There’s been a bit of a kerfuffle lately about virtual, online annual shareholders meetings. It seems that Symantic Corporation recently held an audio only, virtual meeting where they took only two questions from shareholders. This angered a number of shareholders and Symantic came out of the process looking as if they lacked transparency, rather than looking as if they are on the cutting edge of technology. Gretchen Morgenson, the financial columnist for The New York Times, did a good job summarizing the meeting and the anger it engendered in its shareholders in her column on September 25th.
The issue however, is not the efficacy of online annual meetings. There are some obvious efficiency and cost savings benefits to be realized by enabling people to link electronically rather than forcing everyone to come to a single physical location. With today’s technology there are ways that will enable shareholders to actively ask questions and see management’s responses in real time. In other words, companies can structure transparent online annual meetings if they want to; it’s just that many of them are less concerned with transparency than they are with controlling the agenda and message.
To be fair, corporations have reason to be concerned about controlling the agenda. Many special interest groups, if given the chance, would monopolize the question and answer sessions of annual meetings in order to promote their own agendas. In order to combat this, corporations put in place all sorts of limitations and devices to filter out dissenting voices, from the requirement to submit questions beforehand, to time limits, to limits on the number of questions, to arbitrarily cutting off questioners. The result is that usually management ends up looking arbitrary and controlling rather than open to the owners of the company. And when the controlling is done remotely and electronically it looks even worse that it does in person.
So the issue to me is not whether shareholder meetings occur virtually, in person or a combination of the two: the issue is how does management treat the shareholders, even if they don’t like the shareholders’ point of view. For this I take a page from Cork Walgreen, the former CEO of Walgreens.
One of my duties when I was working at Walgreens was to organize the Annual Shareholders Meeting. Attendance at the meeting during the time I ran it grew from around 400 people to over 3,000, and as you can imagine, the number and type of people attending ranged from retirees and employees to sophisticated investors and special interest groups. Questions at the meetings from shareholders at the meeting could be anything and often ranged from complaints about stores being out of merchandise to expansion plans in the State of Alaska to the use of non-union labor in certain construction sites.
The interesting thing about all of these questions was how Cork Walgreen handled them. First, let me say that public speaking was not one of Mr. Walgreen’s favorite things. In fact, he disliked it intensely and rarely appeared in public. But when it came to the annual meeting, he stood up there and took all the questions that time permitted.
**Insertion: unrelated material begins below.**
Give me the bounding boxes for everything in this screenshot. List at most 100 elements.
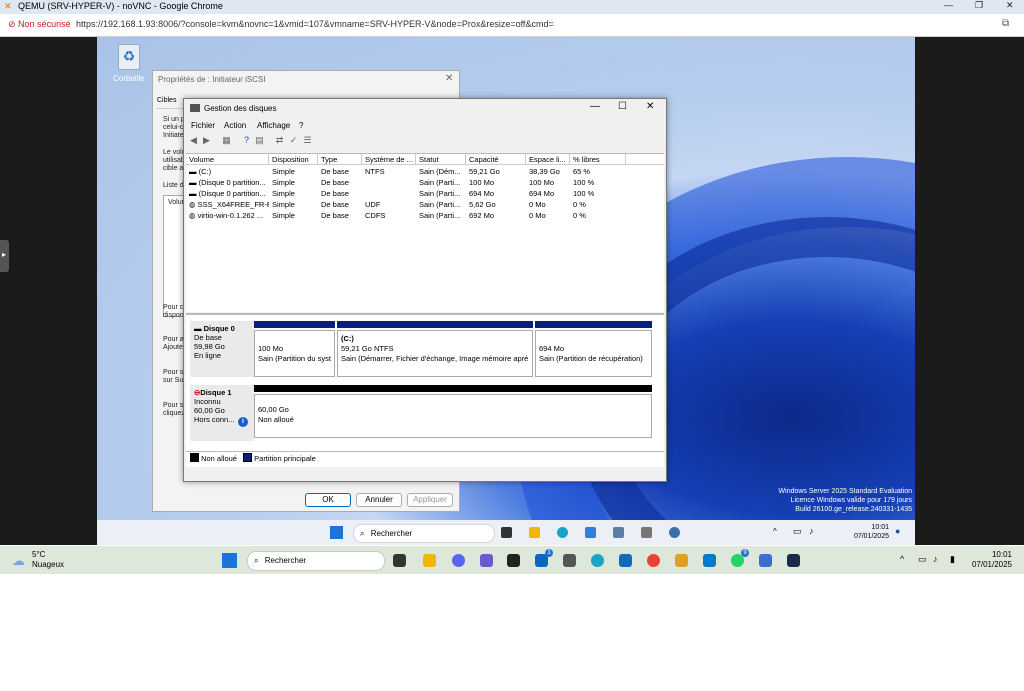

His attitude was that the shareholders paid him to be in charge and that included answering questions at the shareholders meeting, in good times and bad, no matter how uncomfortable that may have been. He may not have given everybody the answers they wanted – in a forum like the annual meeting you can’t please everyone – but he always gave them the courtesy of listening and responding to their questions. And the shareholders respected him for it.
So the takeaway from all of this is that when you’re conducting your next annual meeting, be it virtual, in person or a combination of the two, take the time to listen to and respond honestly to the shareholders’ questions. In short, “Stand up and take it like a man”. The pain may be intense, but it’s brief. And no one will write stories about how rude you were to shareholders in The New York Times the next day.